Practical Applications
Below is an overview of practical, real-world applications derived from the paper’s contributions—ERIQ (Embodied Reasoning Intelligence Quotient), FACT (Flow-matching Action Tokenizer), and the unified GenieReasoner training/inference pipeline—mapped to sectors, potential tools/workflows, and feasibility assumptions.
Immediate Applications
- Embodied reasoning evaluation and QA for VLM/VLA systems (ERIQ)
- Sectors: Robotics R&D, academia, integrators, platform vendors
- What: Use ERIQ’s deterministic, multiple-choice evaluation to decouple and quantify embodied reasoning (spatial grounding, planning/monitoring, error detection/recovery, human intent) independent of execution.
- Tools/workflows: ERIQ Runner (batch evaluation scripts, model adapters), a lab/CI “reasoning gate” for model releases, leaderboard-style internal benchmarking.
- Assumptions/dependencies: Access to ERIQ data and consistent evaluation protocols; camera viewpoints aligned with “robo view”; compute to batch-evaluate large models.
- Model selection and procurement for robotics deployments
- Sectors: Manufacturing, logistics/warehousing, retail, hospitality, field robotics
- What: Use the paper’s finding (strong correlation between embodied reasoning and end-to-end success) to establish a pre-deployment screening protocol: shortlist models by ERIQ, then run minimal on-robot trials.

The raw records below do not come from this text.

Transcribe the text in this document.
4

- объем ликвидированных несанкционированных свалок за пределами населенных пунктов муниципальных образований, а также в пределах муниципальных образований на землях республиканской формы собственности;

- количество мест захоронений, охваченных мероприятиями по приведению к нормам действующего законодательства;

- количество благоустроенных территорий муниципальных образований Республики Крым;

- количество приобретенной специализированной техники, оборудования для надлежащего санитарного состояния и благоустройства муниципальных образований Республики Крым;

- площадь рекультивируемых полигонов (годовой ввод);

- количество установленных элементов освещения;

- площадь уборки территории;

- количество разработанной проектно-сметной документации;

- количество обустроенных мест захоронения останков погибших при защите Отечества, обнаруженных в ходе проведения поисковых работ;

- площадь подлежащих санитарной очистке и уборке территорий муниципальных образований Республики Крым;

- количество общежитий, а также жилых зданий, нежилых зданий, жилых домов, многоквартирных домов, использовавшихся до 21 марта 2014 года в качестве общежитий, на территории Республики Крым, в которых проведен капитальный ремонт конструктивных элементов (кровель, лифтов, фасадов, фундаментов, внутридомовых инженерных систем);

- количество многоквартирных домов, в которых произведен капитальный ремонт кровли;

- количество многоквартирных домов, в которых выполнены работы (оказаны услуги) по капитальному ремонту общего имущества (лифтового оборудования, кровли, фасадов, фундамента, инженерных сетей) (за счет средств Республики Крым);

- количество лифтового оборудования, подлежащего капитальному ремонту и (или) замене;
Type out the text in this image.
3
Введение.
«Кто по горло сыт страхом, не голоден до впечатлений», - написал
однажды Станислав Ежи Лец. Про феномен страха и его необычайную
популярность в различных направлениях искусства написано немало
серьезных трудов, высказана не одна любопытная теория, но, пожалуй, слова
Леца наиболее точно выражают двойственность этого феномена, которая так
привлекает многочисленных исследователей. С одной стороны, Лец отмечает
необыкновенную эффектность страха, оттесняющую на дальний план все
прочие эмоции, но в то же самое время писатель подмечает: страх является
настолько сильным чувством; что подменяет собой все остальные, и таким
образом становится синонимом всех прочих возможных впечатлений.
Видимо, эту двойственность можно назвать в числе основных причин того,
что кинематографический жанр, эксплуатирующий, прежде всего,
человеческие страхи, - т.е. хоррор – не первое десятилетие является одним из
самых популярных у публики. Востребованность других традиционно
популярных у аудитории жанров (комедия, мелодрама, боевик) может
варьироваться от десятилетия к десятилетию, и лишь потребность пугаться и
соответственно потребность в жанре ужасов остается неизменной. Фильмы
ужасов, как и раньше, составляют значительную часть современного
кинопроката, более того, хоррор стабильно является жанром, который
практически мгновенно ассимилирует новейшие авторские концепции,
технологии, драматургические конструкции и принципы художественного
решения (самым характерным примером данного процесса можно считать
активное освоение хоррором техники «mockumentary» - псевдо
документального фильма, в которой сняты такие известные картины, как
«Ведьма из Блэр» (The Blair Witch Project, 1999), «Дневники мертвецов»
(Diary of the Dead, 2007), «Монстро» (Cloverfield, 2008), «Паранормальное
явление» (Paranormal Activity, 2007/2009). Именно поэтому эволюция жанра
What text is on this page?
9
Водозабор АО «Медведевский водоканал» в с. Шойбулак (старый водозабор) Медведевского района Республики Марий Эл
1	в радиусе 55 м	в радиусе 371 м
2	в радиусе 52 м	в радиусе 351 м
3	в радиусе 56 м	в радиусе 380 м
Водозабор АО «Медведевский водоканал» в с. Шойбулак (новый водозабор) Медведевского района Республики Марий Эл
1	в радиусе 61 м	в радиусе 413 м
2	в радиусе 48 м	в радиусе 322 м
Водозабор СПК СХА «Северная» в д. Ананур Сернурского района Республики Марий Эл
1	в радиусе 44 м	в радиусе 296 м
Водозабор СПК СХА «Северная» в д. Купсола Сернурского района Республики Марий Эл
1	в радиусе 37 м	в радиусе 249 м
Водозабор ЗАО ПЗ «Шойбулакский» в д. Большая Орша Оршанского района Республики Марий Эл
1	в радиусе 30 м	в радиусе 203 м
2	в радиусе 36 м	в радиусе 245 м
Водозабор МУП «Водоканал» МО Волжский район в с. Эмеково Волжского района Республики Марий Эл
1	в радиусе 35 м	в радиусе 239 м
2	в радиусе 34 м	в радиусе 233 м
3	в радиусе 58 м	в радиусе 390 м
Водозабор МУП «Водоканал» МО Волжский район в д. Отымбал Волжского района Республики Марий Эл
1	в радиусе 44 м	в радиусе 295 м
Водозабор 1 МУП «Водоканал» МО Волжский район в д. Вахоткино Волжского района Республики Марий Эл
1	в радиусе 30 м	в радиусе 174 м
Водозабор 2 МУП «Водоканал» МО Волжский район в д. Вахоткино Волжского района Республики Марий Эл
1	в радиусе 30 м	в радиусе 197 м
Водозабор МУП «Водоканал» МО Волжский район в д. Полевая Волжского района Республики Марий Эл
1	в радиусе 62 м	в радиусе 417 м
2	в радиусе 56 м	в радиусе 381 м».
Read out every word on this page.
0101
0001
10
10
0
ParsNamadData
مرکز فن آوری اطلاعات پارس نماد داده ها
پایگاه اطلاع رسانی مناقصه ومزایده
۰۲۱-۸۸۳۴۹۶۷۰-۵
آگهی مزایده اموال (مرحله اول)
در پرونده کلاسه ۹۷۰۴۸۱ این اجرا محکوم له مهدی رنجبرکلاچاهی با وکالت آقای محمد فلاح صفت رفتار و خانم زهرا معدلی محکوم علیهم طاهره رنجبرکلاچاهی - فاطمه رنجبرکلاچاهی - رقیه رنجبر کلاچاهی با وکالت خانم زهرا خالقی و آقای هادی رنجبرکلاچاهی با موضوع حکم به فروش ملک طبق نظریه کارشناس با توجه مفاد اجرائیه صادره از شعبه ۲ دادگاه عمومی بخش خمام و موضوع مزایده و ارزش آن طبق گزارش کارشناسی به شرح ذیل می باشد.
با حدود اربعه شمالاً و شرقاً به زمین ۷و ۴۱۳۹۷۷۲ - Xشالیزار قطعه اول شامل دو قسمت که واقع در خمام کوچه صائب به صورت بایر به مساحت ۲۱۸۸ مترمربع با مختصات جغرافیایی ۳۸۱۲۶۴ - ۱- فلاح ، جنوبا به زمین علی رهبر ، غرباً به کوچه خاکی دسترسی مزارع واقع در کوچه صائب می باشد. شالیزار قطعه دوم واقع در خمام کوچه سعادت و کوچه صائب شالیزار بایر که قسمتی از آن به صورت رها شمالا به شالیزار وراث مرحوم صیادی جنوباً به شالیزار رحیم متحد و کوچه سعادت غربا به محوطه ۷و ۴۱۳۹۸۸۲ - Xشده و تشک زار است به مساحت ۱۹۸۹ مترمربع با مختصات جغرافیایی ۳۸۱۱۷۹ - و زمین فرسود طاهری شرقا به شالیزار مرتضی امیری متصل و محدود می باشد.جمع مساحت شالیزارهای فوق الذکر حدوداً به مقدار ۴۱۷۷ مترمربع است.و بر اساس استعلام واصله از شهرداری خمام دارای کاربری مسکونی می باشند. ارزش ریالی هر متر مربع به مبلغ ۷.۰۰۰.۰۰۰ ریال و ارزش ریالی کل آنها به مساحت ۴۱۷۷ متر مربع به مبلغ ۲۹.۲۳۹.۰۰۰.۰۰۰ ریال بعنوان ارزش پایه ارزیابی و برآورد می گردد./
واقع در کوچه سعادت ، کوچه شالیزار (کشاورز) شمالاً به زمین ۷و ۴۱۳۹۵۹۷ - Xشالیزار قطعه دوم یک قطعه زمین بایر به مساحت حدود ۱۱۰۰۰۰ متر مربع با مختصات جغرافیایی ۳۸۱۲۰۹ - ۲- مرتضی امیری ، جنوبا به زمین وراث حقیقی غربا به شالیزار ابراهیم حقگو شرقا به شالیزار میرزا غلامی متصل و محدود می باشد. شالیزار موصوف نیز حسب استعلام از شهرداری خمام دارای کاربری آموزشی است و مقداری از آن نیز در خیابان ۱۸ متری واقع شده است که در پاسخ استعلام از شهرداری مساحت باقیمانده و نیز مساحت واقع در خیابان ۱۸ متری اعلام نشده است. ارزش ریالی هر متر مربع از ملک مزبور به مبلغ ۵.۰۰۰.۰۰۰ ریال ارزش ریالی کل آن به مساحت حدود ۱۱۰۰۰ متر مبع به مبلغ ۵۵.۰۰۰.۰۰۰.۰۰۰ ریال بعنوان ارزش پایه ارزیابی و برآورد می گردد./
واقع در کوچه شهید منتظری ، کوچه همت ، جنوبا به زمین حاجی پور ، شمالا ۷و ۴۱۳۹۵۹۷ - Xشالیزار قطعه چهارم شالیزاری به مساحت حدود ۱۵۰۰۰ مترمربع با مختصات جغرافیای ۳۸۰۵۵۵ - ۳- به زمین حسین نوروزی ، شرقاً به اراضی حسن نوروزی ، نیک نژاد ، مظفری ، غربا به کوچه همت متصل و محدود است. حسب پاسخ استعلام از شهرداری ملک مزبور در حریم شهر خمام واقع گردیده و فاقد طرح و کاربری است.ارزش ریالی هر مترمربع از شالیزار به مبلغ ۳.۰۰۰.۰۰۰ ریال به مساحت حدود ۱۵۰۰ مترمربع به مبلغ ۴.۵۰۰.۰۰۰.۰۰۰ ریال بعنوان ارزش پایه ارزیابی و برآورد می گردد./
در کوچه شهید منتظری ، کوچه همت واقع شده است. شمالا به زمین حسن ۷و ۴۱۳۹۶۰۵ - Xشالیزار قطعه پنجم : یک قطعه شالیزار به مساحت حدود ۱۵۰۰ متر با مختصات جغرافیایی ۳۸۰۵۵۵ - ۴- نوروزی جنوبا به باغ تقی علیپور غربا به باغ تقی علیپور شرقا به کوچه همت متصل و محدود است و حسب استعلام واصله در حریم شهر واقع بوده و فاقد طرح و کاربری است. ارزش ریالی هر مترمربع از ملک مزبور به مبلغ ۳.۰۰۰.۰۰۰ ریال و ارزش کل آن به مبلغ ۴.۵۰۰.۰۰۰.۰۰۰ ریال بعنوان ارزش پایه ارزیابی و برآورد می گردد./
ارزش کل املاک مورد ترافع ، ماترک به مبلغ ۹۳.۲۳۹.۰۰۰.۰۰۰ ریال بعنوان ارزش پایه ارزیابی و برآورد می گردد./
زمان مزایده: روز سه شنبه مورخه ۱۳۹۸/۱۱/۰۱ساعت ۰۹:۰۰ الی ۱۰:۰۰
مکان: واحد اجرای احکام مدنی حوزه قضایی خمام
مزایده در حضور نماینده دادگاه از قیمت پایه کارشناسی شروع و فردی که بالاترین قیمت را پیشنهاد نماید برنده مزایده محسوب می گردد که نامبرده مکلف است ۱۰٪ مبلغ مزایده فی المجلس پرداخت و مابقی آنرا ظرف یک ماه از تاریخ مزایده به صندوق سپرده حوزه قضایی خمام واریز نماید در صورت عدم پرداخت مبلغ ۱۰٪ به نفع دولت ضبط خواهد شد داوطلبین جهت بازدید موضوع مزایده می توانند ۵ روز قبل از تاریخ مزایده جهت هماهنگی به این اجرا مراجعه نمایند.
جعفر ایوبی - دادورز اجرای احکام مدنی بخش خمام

- Tools/workflows: “Reasoning-first” down-select pipeline; KPI dashboard linking ERIQ sub-scores to on-site success/failure modes; vendor SLAs referencing ERIQ thresholds.
- Assumptions/dependencies: ERIQ scores generalize to the target environment; availability of small-scale pilot runs; standardized test scenes.
- Drop-in discrete action head upgrade (FACT) for existing VLAs
- Sectors: Robotics, software/ML tooling, cloud robotics
- What: Replace/augment variable-length or continuous heads (e.g., FAST-like or diffusion heads) with FACT to improve decoding stability and maintain reasoning performance while preserving high-fidelity control.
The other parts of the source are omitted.